On September 21, 2020, the House of Representatives is scheduled to vote on the “Marijuana Opportunity Reinvestment and Expungement Act” or “MORE Act.” We have written about the MORE Act previously here and here. The MORE Act does not legalize marijuana nationwide, but it does remove cannabis from Schedule I of the Controlled Substances Act (thus decriminalizing it under federal law and allowing states to decide whether to legalize). It also requires the expungement of certain marijuana-related criminal records and provides for grants to communities impacted by the War on Drugs.
We expect the MORE Act to pass, perhaps overwhelmingly, in the House for several reasons. First, it dovetails with the current focus on social justice.

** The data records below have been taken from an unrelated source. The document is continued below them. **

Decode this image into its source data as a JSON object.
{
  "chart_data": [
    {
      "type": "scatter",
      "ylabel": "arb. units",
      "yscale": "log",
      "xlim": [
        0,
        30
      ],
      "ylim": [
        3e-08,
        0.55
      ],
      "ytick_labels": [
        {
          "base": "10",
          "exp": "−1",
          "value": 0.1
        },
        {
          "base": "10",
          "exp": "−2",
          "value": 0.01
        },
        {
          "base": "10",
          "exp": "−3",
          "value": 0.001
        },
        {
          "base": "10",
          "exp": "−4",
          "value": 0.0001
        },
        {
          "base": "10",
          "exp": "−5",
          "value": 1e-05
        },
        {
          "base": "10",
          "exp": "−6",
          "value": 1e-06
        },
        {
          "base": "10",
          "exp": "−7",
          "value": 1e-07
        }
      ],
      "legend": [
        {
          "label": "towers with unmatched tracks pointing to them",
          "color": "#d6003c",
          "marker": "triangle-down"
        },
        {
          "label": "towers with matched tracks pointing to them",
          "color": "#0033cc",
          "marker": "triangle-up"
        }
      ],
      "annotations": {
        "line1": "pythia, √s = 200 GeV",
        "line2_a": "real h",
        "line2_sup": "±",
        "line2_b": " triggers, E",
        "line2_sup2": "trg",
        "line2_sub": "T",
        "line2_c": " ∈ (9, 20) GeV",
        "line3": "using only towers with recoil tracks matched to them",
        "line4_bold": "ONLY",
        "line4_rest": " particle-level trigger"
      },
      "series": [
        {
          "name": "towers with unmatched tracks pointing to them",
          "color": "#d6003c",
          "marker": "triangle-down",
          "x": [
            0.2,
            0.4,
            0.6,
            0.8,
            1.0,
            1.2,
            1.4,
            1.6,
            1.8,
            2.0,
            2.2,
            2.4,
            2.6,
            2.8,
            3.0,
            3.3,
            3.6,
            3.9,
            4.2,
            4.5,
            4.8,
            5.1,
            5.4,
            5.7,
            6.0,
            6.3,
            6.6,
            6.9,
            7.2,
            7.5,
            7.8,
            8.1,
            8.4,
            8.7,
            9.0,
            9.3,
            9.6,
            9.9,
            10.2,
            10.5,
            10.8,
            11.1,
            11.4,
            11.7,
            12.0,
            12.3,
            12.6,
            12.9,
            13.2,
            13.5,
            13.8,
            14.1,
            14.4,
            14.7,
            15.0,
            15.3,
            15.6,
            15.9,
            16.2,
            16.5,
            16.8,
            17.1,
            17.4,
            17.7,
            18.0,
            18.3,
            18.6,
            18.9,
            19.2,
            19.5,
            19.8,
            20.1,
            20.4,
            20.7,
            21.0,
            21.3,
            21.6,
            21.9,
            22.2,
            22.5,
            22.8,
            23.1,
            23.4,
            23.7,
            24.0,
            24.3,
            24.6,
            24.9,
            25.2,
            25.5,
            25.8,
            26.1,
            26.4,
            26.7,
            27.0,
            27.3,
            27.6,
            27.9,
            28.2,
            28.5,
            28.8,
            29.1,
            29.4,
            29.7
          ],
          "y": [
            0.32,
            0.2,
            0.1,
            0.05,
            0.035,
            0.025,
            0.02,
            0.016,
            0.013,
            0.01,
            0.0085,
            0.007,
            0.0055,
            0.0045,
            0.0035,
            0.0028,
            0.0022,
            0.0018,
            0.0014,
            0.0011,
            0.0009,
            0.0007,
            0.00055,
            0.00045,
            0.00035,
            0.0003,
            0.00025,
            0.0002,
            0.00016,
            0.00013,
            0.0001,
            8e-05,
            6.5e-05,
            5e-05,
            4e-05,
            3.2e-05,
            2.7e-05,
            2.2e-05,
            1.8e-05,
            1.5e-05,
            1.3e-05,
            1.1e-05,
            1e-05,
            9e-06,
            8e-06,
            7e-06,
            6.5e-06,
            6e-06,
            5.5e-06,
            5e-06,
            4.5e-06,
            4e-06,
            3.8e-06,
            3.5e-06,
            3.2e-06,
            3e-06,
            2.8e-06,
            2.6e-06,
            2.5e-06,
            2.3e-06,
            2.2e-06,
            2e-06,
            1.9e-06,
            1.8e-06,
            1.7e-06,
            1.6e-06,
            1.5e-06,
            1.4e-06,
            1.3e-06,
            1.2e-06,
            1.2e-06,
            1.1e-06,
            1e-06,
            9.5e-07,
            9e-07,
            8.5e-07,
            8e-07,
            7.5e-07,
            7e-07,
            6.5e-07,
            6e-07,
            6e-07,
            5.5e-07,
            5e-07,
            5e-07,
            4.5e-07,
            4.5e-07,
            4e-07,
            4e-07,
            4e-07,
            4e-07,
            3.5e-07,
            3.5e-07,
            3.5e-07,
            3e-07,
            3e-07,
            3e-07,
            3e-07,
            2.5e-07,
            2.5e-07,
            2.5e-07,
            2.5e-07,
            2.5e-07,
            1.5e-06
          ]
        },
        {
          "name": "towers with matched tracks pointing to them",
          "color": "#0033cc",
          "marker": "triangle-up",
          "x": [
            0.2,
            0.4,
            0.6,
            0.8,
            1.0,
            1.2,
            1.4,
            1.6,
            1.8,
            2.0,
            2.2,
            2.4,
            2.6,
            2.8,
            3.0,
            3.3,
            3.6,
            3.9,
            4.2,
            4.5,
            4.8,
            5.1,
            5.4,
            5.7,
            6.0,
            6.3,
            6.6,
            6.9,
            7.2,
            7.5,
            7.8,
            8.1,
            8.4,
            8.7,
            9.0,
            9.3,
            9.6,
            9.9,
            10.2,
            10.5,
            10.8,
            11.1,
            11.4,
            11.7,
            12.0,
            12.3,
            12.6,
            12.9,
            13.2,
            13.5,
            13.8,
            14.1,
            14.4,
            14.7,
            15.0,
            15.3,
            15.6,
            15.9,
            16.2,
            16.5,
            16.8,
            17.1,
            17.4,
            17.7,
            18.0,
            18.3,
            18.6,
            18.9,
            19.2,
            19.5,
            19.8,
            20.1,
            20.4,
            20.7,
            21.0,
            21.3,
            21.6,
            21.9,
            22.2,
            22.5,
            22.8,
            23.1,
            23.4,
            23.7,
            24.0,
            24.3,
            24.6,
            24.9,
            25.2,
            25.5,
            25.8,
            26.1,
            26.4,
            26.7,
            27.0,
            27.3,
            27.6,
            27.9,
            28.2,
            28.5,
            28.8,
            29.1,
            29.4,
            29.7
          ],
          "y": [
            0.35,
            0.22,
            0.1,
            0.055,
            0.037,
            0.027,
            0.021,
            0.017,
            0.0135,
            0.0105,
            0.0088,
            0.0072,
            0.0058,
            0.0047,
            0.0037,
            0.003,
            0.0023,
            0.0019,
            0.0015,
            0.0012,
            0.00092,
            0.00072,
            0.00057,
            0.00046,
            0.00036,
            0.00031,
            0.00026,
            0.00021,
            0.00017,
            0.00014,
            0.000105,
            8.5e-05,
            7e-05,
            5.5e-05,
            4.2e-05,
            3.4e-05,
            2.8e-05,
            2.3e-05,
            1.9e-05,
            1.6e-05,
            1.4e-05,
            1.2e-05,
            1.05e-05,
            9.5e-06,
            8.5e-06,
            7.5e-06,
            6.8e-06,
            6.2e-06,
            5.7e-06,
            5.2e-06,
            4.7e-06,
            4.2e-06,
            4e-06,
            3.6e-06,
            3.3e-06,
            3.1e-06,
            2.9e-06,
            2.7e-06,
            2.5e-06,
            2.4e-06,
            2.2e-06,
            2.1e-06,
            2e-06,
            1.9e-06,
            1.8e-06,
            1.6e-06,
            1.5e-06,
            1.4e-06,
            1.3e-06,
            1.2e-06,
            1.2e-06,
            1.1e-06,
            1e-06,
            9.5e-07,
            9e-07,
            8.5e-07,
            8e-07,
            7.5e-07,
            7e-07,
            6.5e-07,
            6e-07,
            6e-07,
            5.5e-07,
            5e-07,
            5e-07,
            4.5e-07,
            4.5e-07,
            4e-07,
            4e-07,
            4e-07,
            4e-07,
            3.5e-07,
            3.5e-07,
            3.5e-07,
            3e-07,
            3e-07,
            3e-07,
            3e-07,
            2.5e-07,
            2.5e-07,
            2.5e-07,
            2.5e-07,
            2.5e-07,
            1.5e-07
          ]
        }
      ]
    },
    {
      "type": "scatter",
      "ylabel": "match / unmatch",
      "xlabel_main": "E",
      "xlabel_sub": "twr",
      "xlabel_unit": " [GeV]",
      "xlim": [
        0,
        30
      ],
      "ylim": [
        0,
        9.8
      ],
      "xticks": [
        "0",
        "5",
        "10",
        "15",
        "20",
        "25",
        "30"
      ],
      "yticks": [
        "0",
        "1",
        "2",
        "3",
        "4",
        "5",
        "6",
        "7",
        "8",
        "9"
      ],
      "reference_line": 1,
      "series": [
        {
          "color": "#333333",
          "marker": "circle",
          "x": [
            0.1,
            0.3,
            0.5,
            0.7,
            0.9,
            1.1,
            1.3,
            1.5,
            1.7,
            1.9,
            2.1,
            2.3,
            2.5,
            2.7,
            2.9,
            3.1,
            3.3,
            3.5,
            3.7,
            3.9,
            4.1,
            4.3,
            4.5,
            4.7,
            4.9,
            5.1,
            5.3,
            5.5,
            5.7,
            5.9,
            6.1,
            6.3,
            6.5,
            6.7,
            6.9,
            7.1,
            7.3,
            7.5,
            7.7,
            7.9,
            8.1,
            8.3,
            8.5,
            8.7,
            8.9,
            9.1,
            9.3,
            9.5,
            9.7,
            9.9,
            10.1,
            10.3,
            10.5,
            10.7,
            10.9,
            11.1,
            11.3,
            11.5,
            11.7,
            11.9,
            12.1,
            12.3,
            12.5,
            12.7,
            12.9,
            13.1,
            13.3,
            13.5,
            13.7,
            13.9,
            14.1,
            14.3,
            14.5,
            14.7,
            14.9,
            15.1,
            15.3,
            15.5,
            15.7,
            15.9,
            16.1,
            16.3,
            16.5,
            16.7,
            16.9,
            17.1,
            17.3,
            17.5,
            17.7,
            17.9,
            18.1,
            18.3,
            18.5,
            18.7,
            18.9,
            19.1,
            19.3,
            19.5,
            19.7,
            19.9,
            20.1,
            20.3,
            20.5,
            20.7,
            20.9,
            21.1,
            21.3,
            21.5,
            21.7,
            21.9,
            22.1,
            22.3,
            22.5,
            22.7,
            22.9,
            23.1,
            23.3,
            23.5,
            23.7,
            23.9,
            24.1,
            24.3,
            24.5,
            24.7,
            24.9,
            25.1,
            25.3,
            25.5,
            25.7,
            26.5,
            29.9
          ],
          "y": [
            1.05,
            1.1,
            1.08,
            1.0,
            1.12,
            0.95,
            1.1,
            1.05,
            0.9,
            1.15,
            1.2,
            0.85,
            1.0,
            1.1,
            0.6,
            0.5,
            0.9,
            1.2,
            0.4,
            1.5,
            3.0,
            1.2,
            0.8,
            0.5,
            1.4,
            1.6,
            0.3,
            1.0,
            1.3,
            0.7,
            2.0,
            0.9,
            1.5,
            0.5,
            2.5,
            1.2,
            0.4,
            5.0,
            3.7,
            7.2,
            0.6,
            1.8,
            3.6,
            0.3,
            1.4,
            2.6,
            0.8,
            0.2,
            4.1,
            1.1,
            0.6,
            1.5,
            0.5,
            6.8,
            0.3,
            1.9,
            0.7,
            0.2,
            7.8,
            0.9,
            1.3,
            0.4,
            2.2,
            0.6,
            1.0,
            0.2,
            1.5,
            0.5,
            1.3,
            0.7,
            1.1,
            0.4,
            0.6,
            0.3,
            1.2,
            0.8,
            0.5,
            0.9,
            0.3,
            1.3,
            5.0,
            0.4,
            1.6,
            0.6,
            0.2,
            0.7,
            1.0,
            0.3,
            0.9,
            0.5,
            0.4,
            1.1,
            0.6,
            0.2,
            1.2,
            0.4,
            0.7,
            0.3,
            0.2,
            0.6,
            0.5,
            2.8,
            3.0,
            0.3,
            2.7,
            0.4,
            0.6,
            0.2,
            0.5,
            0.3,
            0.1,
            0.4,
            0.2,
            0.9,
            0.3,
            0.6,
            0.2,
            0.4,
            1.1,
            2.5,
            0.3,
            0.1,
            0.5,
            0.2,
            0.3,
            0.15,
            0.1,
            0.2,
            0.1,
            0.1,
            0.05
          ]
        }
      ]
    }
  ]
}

Second, it was originally co-sponsored in the Senate by vice presidential candidate Sen. Kamala Harris and so House Democrats will likely rally in support. And third, support for marijuana reform is strong throughout the country, and marijuana reform bills have consistently generated significant support in the House. We would not expect this bill to be any different. The problem remains the Senate, however. In the current political environment, we do not foresee any reasonable possibility that the Senate moves the MORE Act forward in the near future. It is possible that the election results will provide a political realignment on this issue, but even then, we would be hesitant to predict Senate approval any time soon.
That means the vote on September 21st will be largely symbolic. But symbolic votes can nevertheless be important. The House passing the MORE Act would (1) send yet another resounding message that Americans wants cannabis reform at the federal level, (2) signal that this issue is not going away, and (3) add to the increasing pressure on the Senate. Perhaps that additional pressure results in the passage of something less comprehensive than the MORE Act, but still consequential, such as the SAFE Banking Act. Or even better, perhaps we will look back at the House’s passage of the MORE Act as a significant step towards federal decriminalization or legalization.